WED: Group Urges Federal, State Govts to Tackle Air Pollution, Address Climate Change
Fadekemi Ajakaiye
Incoming administrations at the federal and state levels and the legislatures have been urged to take bold action to beat air pollution, improve health, address climate change, and fulfil citizen’s human rights obligations.
A group, Sustainable Research and Action for Environmental Development (SRADeV Nigeria) gave the recommendation in a message by its Executive Director, Dr. Leslie Adogame, on this year’s World Environment Day.
“Since pollution and poverty go hand in hand, and with Nigeria being described as the ‘poverty capital of the world’, the implication is that more people will likely die from air pollution-related diseases in the coming years if urgent public emergency action plans are not put in place,” said Adogame.
He said polluted air in the country is creating a national public health emergency, especially in all urban cities, “threatens everyone from unborn babies to children walking to school, to women selling their wares in the open, to industrial workers, and even unsuspecting residential/ commercial dwellers to every office worker. The deadly effects are: asthma, other respiratory illnesses and heart diseases, etc., overstretching the nation’s present inadequate health infrastructure.”

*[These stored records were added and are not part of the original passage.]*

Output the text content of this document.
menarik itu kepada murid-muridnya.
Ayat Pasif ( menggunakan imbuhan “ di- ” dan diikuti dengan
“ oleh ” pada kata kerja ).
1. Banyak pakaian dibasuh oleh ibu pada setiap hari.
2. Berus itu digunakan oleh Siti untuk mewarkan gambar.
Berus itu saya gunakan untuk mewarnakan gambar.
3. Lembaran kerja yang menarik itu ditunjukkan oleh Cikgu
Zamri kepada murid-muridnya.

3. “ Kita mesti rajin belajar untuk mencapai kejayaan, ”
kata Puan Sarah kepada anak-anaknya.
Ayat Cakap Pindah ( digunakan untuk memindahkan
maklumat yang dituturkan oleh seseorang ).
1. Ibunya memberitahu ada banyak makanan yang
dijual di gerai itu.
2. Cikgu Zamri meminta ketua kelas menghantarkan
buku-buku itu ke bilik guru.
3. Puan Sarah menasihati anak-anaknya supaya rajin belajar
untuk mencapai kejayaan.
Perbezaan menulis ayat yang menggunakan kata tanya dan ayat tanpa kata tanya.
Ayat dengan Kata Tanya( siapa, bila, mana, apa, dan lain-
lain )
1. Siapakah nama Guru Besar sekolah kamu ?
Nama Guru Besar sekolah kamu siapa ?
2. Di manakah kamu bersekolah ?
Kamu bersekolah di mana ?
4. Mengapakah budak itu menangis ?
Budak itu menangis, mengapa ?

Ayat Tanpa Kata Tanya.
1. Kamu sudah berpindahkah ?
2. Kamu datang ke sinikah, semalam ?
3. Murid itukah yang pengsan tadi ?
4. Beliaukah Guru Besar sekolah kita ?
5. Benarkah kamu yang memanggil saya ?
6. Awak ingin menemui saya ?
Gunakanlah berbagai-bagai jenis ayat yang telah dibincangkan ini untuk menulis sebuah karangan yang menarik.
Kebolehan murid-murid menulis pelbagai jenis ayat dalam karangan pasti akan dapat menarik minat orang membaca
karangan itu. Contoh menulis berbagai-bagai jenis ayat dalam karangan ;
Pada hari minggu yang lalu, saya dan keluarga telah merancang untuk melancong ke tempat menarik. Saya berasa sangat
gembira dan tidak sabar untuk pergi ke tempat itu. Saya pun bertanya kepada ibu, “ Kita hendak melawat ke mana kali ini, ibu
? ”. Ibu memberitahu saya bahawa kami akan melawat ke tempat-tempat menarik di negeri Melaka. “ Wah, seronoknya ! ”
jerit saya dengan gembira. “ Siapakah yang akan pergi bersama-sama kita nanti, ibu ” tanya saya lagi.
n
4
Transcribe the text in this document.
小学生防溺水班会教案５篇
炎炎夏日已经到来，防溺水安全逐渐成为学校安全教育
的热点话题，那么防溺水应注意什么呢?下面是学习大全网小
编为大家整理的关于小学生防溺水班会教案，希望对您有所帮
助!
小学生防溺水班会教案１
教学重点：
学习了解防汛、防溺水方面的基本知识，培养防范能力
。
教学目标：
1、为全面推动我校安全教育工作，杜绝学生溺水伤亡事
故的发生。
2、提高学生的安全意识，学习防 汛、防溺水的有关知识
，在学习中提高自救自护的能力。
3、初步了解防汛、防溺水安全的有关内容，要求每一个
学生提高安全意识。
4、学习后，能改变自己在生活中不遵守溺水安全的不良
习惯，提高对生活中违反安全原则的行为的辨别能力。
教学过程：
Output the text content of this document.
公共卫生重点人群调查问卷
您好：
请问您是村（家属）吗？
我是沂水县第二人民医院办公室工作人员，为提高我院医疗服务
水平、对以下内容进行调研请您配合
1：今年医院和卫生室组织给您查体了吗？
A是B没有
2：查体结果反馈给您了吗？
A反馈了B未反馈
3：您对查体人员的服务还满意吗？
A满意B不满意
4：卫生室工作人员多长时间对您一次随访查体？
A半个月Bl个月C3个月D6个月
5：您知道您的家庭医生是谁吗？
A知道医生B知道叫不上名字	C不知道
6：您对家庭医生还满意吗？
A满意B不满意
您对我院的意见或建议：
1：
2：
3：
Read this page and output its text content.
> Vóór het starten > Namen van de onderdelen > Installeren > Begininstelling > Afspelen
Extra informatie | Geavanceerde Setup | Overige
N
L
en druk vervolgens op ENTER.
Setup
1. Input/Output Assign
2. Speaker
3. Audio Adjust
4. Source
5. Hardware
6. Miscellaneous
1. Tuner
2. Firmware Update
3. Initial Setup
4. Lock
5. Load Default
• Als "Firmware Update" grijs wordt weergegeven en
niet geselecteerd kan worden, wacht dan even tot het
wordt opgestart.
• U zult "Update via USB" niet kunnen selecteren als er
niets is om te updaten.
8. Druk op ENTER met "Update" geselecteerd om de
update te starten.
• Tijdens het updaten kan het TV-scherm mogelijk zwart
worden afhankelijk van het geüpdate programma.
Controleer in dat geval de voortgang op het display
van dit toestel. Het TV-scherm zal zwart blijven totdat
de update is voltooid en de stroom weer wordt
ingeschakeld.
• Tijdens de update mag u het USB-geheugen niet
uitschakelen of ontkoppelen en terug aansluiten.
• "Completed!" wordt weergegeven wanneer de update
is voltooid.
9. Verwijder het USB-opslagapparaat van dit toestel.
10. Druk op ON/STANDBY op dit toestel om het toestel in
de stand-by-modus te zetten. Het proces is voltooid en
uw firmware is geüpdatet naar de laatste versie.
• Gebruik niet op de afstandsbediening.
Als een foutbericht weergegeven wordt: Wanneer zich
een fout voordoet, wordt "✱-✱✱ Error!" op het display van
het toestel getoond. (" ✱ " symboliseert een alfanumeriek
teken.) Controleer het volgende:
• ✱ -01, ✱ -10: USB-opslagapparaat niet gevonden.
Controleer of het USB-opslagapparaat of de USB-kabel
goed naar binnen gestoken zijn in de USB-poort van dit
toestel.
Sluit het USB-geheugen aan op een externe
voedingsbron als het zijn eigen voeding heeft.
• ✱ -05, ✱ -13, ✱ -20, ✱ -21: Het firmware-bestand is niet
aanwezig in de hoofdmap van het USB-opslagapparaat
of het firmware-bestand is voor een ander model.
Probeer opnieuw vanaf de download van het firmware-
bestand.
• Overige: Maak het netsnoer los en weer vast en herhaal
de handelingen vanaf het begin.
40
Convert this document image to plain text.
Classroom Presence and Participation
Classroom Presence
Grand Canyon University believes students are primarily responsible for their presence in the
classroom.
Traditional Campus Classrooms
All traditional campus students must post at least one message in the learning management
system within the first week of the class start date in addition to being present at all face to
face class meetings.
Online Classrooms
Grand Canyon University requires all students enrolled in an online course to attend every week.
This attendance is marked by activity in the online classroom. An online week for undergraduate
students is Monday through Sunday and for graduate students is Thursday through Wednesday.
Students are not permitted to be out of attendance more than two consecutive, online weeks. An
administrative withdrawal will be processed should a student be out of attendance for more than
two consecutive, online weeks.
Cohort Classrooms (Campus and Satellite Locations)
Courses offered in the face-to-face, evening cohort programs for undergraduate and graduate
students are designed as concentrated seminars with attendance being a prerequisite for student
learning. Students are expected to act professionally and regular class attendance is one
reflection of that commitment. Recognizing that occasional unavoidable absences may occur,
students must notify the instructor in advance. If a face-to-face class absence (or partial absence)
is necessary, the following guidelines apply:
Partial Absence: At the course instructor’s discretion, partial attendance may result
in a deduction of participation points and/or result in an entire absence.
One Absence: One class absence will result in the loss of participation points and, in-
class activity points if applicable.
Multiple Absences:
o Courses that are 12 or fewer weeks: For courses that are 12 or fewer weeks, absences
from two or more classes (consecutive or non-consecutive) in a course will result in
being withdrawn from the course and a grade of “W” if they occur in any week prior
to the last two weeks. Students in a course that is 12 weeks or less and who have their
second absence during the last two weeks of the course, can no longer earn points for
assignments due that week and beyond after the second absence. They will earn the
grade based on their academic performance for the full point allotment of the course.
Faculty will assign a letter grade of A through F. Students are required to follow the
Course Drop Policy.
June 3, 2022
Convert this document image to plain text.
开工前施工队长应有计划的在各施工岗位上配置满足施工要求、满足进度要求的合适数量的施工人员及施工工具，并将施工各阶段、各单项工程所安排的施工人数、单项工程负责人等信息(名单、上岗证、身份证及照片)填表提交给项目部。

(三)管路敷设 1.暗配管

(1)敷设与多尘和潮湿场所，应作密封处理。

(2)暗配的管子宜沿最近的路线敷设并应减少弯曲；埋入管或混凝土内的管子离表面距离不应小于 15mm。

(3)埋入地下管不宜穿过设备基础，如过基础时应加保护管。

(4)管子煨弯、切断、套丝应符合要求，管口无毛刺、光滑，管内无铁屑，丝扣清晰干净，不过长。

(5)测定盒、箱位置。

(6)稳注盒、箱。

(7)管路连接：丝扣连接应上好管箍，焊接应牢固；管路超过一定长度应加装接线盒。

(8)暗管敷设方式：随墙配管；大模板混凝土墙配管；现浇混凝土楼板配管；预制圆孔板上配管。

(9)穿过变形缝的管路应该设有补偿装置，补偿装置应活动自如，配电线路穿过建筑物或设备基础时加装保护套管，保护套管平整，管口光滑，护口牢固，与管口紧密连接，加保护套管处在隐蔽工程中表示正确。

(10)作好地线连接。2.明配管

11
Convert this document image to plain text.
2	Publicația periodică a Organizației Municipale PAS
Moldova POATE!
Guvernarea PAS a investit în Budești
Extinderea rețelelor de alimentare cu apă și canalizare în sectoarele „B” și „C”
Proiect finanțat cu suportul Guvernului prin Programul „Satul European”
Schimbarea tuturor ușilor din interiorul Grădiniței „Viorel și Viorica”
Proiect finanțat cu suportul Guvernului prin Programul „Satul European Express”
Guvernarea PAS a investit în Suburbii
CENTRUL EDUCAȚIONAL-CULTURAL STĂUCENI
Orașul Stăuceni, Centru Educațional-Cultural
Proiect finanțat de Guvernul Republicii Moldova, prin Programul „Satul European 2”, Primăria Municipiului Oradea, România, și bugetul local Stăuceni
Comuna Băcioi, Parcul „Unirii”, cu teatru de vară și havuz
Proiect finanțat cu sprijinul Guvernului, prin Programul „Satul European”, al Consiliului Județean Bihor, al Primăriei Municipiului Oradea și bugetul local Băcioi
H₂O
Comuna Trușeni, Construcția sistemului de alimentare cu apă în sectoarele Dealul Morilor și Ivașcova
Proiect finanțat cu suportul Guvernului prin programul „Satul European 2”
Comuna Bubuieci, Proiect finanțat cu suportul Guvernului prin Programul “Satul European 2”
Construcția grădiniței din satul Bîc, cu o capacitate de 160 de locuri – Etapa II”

He said another concern is that, in the quest for attracting foreign investment for local growth and employment opportunities, Nigeria in the past 20 years slid to a dumping ground for all kinds of unregulated ‘unsound’ industrial practices and activities. “Thanks to President Buhari for recently addressing the ongoing theft of Nigerian jobs by foreigners, particularly Chinese and Indians, but the government must not stop here.
“Our recent survey carried out between September 2018 and February 2019, at the new Lagos-Ogun state industrial corridor - Ikorodu and Ogijo communities, revealed that about 90% of industries operating in those locations (mostly owned by Chinese and Indians) are operating below the required environmentally accepted standard. These companies openly release toxic substances into the atmosphere and ecosystem, in the name of recycling, while government regulatory agencies look the other way.
“Our finding substantiates that instead of ‘green recycling’, incessant ‘brown recycling’ activities takes place all over, we are stunned by how these complacent industries impact on the nation’s already huge uncalculated environmental and occupational costs. This unwrapping of the recycling industries’ ‘dirty little secret’ was met with shock and dismay,” said Adogame. “Our survey also revealed that babies, school children, women in these poorer communities are those most exposed to the recalcitrant pollutants.”
According to the Senior Programme Officer, SRADeV Nigeria, Mr. Victor Fabunmi, “From our survey, the country is presented with a nightmarish vision of where another lifestyle of ‘toxic colonialism’ and unregulated industry can lead us.